The ranks of scrapers, and of crabbers in general, have thinned on Smith Island, the last occupied island in Maryland's portion of the bay. Paltry catches of oysters in recent decades have eroded wintertime incomes, and even crabbing hasn't been as reliable in recent years as it once was, in part because prices are kept low by a flood of imports.
Kitching said the island's Tangier Sound Watermen's Association, of which he is president, has about 40 members now. In Tylerton, the tiniest of three small communities on Smith Island, the number of women who gather daily to pick steamed crabs to sell as packaged crabmeat has dwindled to three, down from 17 or 18 in the 1990s, one said.
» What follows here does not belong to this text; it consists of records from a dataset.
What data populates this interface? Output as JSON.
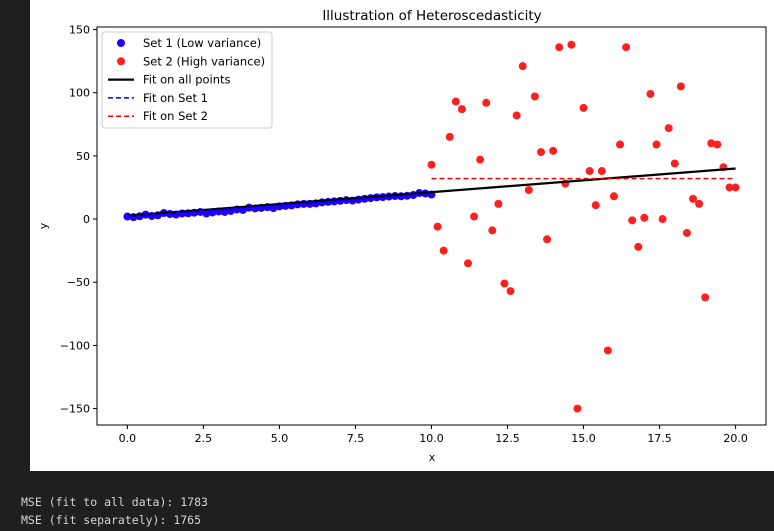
{
  "output_lines": [
    "MSE (fit to all data): 1783",
    "MSE (fit separately): 1765"
  ],
  "chart_data": {
    "type": "scatter",
    "title": "Illustration of Heteroscedasticity",
    "xlabel": "x",
    "ylabel": "y",
    "xlim": [
      -1.0,
      21.0
    ],
    "ylim": [
      -163,
      152
    ],
    "xticks": [
      0.0,
      2.5,
      5.0,
      7.5,
      10.0,
      12.5,
      15.0,
      17.5,
      20.0
    ],
    "xtick_labels": [
      "0.0",
      "2.5",
      "5.0",
      "7.5",
      "10.0",
      "12.5",
      "15.0",
      "17.5",
      "20.0"
    ],
    "yticks": [
      -150,
      -100,
      -50,
      0,
      50,
      100,
      150
    ],
    "ytick_labels": [
      "−150",
      "−100",
      "−50",
      "0",
      "50",
      "100",
      "150"
    ],
    "grid": false,
    "legend_position": "top-left",
    "colors": {
      "set1": "#1f00ff",
      "set2": "#ff1f1f",
      "fit_all": "#000000",
      "fit_set1": "#0000ff",
      "fit_set2": "#ff0000"
    },
    "series": [
      {
        "name": "Set 1 (Low variance)",
        "kind": "scatter",
        "color_key": "set1",
        "x": [
          0.0,
          0.2,
          0.4,
          0.6,
          0.8,
          1.0,
          1.2,
          1.4,
          1.6,
          1.8,
          2.0,
          2.2,
          2.4,
          2.6,
          2.8,
          3.0,
          3.2,
          3.4,
          3.6,
          3.8,
          4.0,
          4.2,
          4.4,
          4.6,
          4.8,
          5.0,
          5.2,
          5.4,
          5.6,
          5.8,
          6.0,
          6.2,
          6.4,
          6.6,
          6.8,
          7.0,
          7.2,
          7.4,
          7.6,
          7.8,
          8.0,
          8.2,
          8.4,
          8.6,
          8.8,
          9.0,
          9.2,
          9.4,
          9.6,
          9.8,
          10.0
        ],
        "y": [
          2,
          1.5,
          2.2,
          3.5,
          2.4,
          3,
          4.8,
          4,
          3.6,
          4.4,
          4.6,
          5,
          5.6,
          4.4,
          5.2,
          6,
          5.6,
          6.4,
          7.6,
          7.2,
          9,
          8.4,
          8.8,
          9.4,
          8.6,
          10,
          10.4,
          10.8,
          11.6,
          12,
          12,
          12.4,
          13.2,
          13.6,
          14,
          14.4,
          15,
          14.6,
          15.4,
          16,
          16.6,
          17.2,
          17.4,
          17.8,
          18.2,
          18,
          18.4,
          19,
          20.6,
          20.2,
          19.4
        ]
      },
      {
        "name": "Set 2 (High variance)",
        "kind": "scatter",
        "color_key": "set2",
        "x": [
          10.0,
          10.2,
          10.4,
          10.6,
          10.8,
          11.0,
          11.2,
          11.4,
          11.6,
          11.8,
          12.0,
          12.2,
          12.4,
          12.6,
          12.8,
          13.0,
          13.2,
          13.4,
          13.6,
          13.8,
          14.0,
          14.2,
          14.4,
          14.6,
          14.8,
          15.0,
          15.2,
          15.4,
          15.6,
          15.8,
          16.0,
          16.2,
          16.4,
          16.6,
          16.8,
          17.0,
          17.2,
          17.4,
          17.6,
          17.8,
          18.0,
          18.2,
          18.4,
          18.6,
          18.8,
          19.0,
          19.2,
          19.4,
          19.6,
          19.8,
          20.0
        ],
        "y": [
          43,
          -6,
          -25,
          65,
          93,
          87,
          -35,
          2,
          47,
          92,
          -9,
          12,
          -51,
          -57,
          82,
          121,
          23,
          97,
          53,
          -16,
          54,
          136,
          28,
          138,
          -150,
          88,
          38,
          11,
          38,
          -104,
          18,
          59,
          136,
          -1,
          -22,
          1,
          99,
          59,
          0,
          72,
          44,
          105,
          -11,
          16,
          12,
          -62,
          60,
          59,
          41,
          25,
          25
        ]
      },
      {
        "name": "Fit on all points",
        "kind": "line",
        "color_key": "fit_all",
        "dash": "solid",
        "x": [
          0.0,
          20.0
        ],
        "y": [
          2.5,
          40.0
        ]
      },
      {
        "name": "Fit on Set 1",
        "kind": "line",
        "color_key": "fit_set1",
        "dash": "dashed",
        "x": [
          0.0,
          10.0
        ],
        "y": [
          2.0,
          20.0
        ]
      },
      {
        "name": "Fit on Set 2",
        "kind": "line",
        "color_key": "fit_set2",
        "dash": "dashed",
        "x": [
          10.0,
          20.0
        ],
        "y": [
          32.0,
          32.0
        ]
      }
    ]
  }
}
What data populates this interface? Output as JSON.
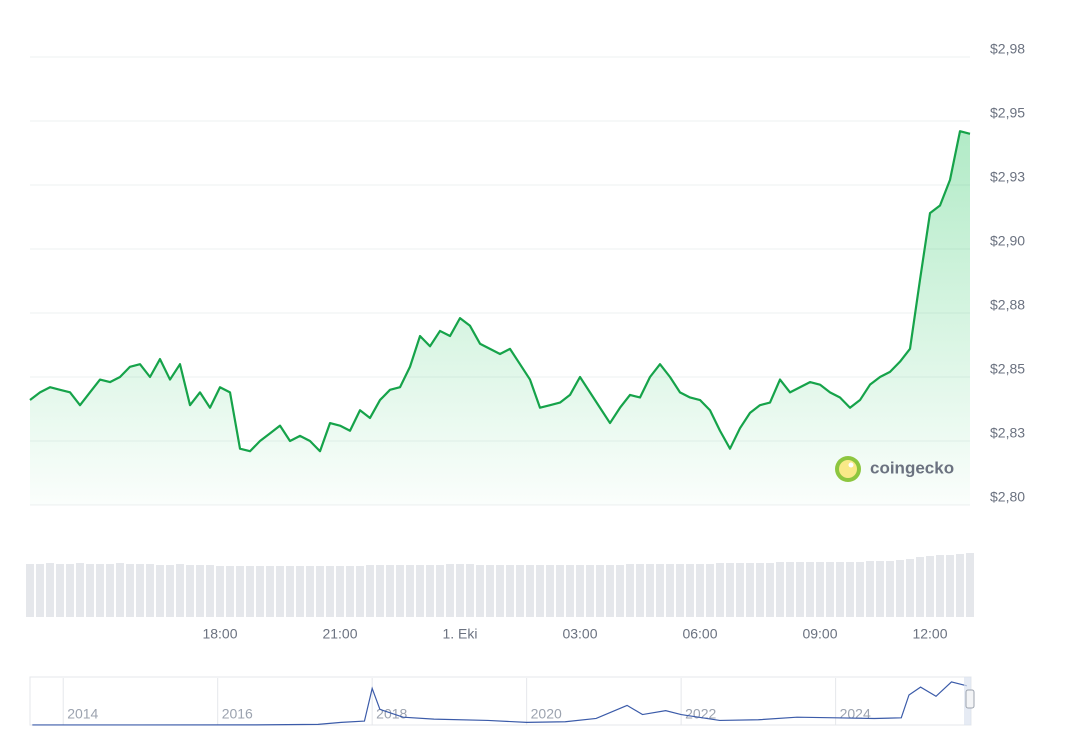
{
  "chart_data": {
    "type": "line",
    "categories": [
      null,
      null,
      null,
      null,
      null,
      null,
      null,
      null,
      null,
      null,
      null,
      null,
      null,
      null,
      null,
      null,
      null,
      null,
      null,
      "18:00",
      null,
      null,
      null,
      null,
      null,
      null,
      null,
      null,
      null,
      null,
      null,
      "21:00",
      null,
      null,
      null,
      null,
      null,
      null,
      null,
      null,
      null,
      null,
      null,
      "1. Eki",
      null,
      null,
      null,
      null,
      null,
      null,
      null,
      null,
      null,
      null,
      null,
      "03:00",
      null,
      null,
      null,
      null,
      null,
      null,
      null,
      null,
      null,
      null,
      null,
      "06:00",
      null,
      null,
      null,
      null,
      null,
      null,
      null,
      null,
      null,
      null,
      null,
      "09:00",
      null,
      null,
      null,
      null,
      null,
      null,
      null,
      null,
      null,
      null,
      "12:00",
      null,
      null,
      null,
      null
    ],
    "series": [
      {
        "color": "#16a34a",
        "values": [
          2.841,
          2.844,
          2.846,
          2.845,
          2.844,
          2.839,
          2.844,
          2.849,
          2.848,
          2.85,
          2.854,
          2.855,
          2.85,
          2.857,
          2.849,
          2.855,
          2.839,
          2.844,
          2.838,
          2.846,
          2.844,
          2.822,
          2.821,
          2.825,
          2.828,
          2.831,
          2.825,
          2.827,
          2.825,
          2.821,
          2.832,
          2.831,
          2.829,
          2.837,
          2.834,
          2.841,
          2.845,
          2.846,
          2.854,
          2.866,
          2.862,
          2.868,
          2.866,
          2.873,
          2.87,
          2.863,
          2.861,
          2.859,
          2.861,
          2.855,
          2.849,
          2.838,
          2.839,
          2.84,
          2.843,
          2.85,
          2.844,
          2.838,
          2.832,
          2.838,
          2.843,
          2.842,
          2.85,
          2.855,
          2.85,
          2.844,
          2.842,
          2.841,
          2.837,
          2.829,
          2.822,
          2.83,
          2.836,
          2.839,
          2.84,
          2.849,
          2.844,
          2.846,
          2.848,
          2.847,
          2.844,
          2.842,
          2.838,
          2.841,
          2.847,
          2.85,
          2.852,
          2.856,
          2.861,
          2.888,
          2.914,
          2.917,
          2.927,
          2.946,
          2.945
        ]
      }
    ],
    "ylim": [
      2.8,
      2.975
    ],
    "yticks": [
      {
        "value": 2.8,
        "label": "$2,80"
      },
      {
        "value": 2.825,
        "label": "$2,83"
      },
      {
        "value": 2.85,
        "label": "$2,85"
      },
      {
        "value": 2.875,
        "label": "$2,88"
      },
      {
        "value": 2.9,
        "label": "$2,90"
      },
      {
        "value": 2.925,
        "label": "$2,93"
      },
      {
        "value": 2.95,
        "label": "$2,95"
      },
      {
        "value": 2.975,
        "label": "$2,98"
      }
    ],
    "grid": true,
    "volume": {
      "type": "bar",
      "color": "#e5e7eb",
      "ylim": [
        0,
        70
      ],
      "values": [
        53,
        53,
        54,
        53,
        53,
        54,
        53,
        53,
        53,
        54,
        53,
        53,
        53,
        52,
        52,
        53,
        52,
        52,
        52,
        51,
        51,
        51,
        51,
        51,
        51,
        51,
        51,
        51,
        51,
        51,
        51,
        51,
        51,
        51,
        52,
        52,
        52,
        52,
        52,
        52,
        52,
        52,
        53,
        53,
        53,
        52,
        52,
        52,
        52,
        52,
        52,
        52,
        52,
        52,
        52,
        52,
        52,
        52,
        52,
        52,
        53,
        53,
        53,
        53,
        53,
        53,
        53,
        53,
        53,
        54,
        54,
        54,
        54,
        54,
        54,
        55,
        55,
        55,
        55,
        55,
        55,
        55,
        55,
        55,
        56,
        56,
        56,
        57,
        58,
        60,
        61,
        62,
        62,
        63,
        64
      ]
    },
    "navigator": {
      "type": "line",
      "color": "#3b5ba9",
      "xlim": [
        2013.57,
        2025.74
      ],
      "ylim": [
        0,
        3.6
      ],
      "xticks": [
        2014,
        2016,
        2018,
        2020,
        2022,
        2024
      ],
      "x": [
        2013.6,
        2015.0,
        2016.5,
        2017.3,
        2017.6,
        2017.9,
        2018.0,
        2018.1,
        2018.4,
        2018.8,
        2019.5,
        2020.0,
        2020.5,
        2020.9,
        2021.3,
        2021.5,
        2021.8,
        2022.0,
        2022.5,
        2023.0,
        2023.5,
        2024.0,
        2024.5,
        2024.85,
        2024.95,
        2025.1,
        2025.3,
        2025.5,
        2025.7
      ],
      "values": [
        0.005,
        0.006,
        0.007,
        0.05,
        0.2,
        0.3,
        2.8,
        1.2,
        0.6,
        0.45,
        0.35,
        0.2,
        0.25,
        0.5,
        1.5,
        0.8,
        1.1,
        0.8,
        0.35,
        0.4,
        0.6,
        0.55,
        0.5,
        0.55,
        2.3,
        2.9,
        2.2,
        3.3,
        3.0
      ]
    },
    "watermark": "coingecko"
  }
}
Crabbing still flavors the island, but many must work other jobs. Some draw sustenance from tourism or baking the island's trademark multilayer cakes. Others, like Kitching, do carpentry or other land-side work once crabbing tails off in the fall. He said he's preparing to try his hand at oyster "farming," though, amid hopeful signs the bay's bivalves are recovering from diseases that devastated them 25 years ago.
It isn't just the livelihood that seems precarious these days. The island's population has shrunk from 800 a century ago to about 240 year-round residents. Storms and rising sea level also are taking their toll on the island, nibbling away at its low-lying land.
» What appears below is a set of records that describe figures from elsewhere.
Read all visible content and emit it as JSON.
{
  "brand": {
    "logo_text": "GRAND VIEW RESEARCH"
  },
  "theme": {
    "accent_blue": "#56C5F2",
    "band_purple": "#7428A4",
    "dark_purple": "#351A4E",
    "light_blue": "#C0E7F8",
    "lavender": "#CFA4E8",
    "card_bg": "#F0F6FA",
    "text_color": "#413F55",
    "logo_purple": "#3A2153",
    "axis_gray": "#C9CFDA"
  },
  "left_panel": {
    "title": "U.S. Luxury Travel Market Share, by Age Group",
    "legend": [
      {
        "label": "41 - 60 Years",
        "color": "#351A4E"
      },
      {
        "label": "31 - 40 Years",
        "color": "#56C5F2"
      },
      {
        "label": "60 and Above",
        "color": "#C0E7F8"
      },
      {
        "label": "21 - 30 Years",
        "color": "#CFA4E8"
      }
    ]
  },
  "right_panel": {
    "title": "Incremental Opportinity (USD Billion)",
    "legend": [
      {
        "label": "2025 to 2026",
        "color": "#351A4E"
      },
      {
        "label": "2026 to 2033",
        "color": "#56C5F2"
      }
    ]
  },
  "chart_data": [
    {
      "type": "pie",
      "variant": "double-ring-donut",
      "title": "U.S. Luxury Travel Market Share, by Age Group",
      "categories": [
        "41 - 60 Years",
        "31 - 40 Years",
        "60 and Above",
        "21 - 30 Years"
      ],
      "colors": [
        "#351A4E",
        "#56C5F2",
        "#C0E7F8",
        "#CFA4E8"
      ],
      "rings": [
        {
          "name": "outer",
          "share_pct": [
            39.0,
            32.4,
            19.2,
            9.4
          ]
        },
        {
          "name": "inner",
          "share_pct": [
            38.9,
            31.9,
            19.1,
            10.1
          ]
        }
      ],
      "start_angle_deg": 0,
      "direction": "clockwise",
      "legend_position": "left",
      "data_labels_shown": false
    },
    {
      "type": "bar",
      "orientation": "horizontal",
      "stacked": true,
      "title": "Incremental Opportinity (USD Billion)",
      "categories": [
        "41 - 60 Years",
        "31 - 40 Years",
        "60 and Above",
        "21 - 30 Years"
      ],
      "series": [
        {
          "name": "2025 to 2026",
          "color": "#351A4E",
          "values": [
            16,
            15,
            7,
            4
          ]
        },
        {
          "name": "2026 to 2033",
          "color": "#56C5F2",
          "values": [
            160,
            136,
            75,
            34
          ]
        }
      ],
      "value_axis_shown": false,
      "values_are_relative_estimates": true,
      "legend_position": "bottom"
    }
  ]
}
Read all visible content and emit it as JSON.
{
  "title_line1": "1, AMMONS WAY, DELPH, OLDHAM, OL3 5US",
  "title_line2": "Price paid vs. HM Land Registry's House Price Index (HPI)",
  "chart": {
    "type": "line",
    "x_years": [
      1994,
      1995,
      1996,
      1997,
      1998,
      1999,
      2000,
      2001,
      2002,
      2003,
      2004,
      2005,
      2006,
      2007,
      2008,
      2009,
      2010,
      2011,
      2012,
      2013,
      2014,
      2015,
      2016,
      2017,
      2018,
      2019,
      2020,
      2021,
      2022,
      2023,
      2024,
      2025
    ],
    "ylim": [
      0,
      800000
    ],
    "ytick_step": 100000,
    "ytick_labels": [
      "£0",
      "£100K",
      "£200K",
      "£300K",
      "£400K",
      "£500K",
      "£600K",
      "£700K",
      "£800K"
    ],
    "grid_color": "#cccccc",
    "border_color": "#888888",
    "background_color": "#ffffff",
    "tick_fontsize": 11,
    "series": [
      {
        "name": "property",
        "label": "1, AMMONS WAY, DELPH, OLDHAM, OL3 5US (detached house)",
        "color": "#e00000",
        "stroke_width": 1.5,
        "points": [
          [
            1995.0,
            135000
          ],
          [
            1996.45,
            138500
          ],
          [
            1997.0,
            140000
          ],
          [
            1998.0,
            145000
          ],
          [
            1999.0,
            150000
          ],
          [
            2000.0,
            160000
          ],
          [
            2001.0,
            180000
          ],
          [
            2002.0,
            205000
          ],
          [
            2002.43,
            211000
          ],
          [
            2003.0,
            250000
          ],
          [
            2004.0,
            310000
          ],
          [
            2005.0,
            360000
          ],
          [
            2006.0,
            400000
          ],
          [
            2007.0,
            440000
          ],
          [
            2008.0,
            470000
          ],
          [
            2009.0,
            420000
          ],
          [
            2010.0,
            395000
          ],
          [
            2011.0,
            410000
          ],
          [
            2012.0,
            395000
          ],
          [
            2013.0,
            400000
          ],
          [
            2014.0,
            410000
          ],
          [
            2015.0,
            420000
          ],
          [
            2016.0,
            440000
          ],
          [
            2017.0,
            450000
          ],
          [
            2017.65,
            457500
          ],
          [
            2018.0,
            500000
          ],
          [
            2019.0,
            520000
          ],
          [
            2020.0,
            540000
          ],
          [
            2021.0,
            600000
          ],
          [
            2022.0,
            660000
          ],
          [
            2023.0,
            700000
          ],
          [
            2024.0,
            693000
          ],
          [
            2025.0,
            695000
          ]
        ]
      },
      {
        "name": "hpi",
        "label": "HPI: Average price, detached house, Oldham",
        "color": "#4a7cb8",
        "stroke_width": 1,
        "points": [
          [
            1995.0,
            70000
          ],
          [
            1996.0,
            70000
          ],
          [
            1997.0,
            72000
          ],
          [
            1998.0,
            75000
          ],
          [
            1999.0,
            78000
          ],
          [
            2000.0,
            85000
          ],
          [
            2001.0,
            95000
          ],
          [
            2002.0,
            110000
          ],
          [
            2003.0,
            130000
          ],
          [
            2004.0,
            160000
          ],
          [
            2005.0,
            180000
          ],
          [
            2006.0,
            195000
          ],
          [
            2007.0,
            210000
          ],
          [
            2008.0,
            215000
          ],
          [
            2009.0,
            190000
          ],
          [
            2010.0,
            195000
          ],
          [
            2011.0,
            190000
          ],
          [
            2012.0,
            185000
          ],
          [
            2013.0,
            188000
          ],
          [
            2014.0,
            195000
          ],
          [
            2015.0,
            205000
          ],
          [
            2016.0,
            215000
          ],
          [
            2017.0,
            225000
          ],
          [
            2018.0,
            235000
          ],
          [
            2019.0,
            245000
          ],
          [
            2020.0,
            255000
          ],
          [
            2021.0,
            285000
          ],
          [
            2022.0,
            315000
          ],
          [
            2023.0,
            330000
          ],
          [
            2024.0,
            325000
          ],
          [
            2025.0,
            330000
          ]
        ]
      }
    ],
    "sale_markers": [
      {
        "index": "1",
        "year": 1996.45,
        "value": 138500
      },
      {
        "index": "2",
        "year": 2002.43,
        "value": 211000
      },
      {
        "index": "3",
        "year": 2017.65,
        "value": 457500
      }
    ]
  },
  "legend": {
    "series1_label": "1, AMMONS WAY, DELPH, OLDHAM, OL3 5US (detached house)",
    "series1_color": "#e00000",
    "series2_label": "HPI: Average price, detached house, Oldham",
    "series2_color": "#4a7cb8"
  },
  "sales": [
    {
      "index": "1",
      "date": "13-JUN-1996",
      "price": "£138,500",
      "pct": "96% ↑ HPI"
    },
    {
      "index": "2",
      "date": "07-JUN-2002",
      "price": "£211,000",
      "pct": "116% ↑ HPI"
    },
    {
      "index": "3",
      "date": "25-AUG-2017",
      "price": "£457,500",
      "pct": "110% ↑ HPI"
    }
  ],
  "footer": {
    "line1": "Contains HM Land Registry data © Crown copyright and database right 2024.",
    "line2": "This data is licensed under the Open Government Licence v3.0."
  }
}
Kitching said he's not convinced that climate change is claiming Smith Island, but he said the island appears to be sinking. Water got into the school at Ewell for the first time ever, he recalled, when Tropical Storm Isabel whipped up the bay nine years ago. Even in calmer weather, yards and roads occasionally get wet at high tide.
"All this area out here was farmland," he said, pointing out across acres of grass. "Now it's marsh."
As the land disappears, Kitching said, so do the grass beds where his and earlier generations have scraped for crabs.
"I don't worry to the point I lose sleep over it," he said. "But it is what it is."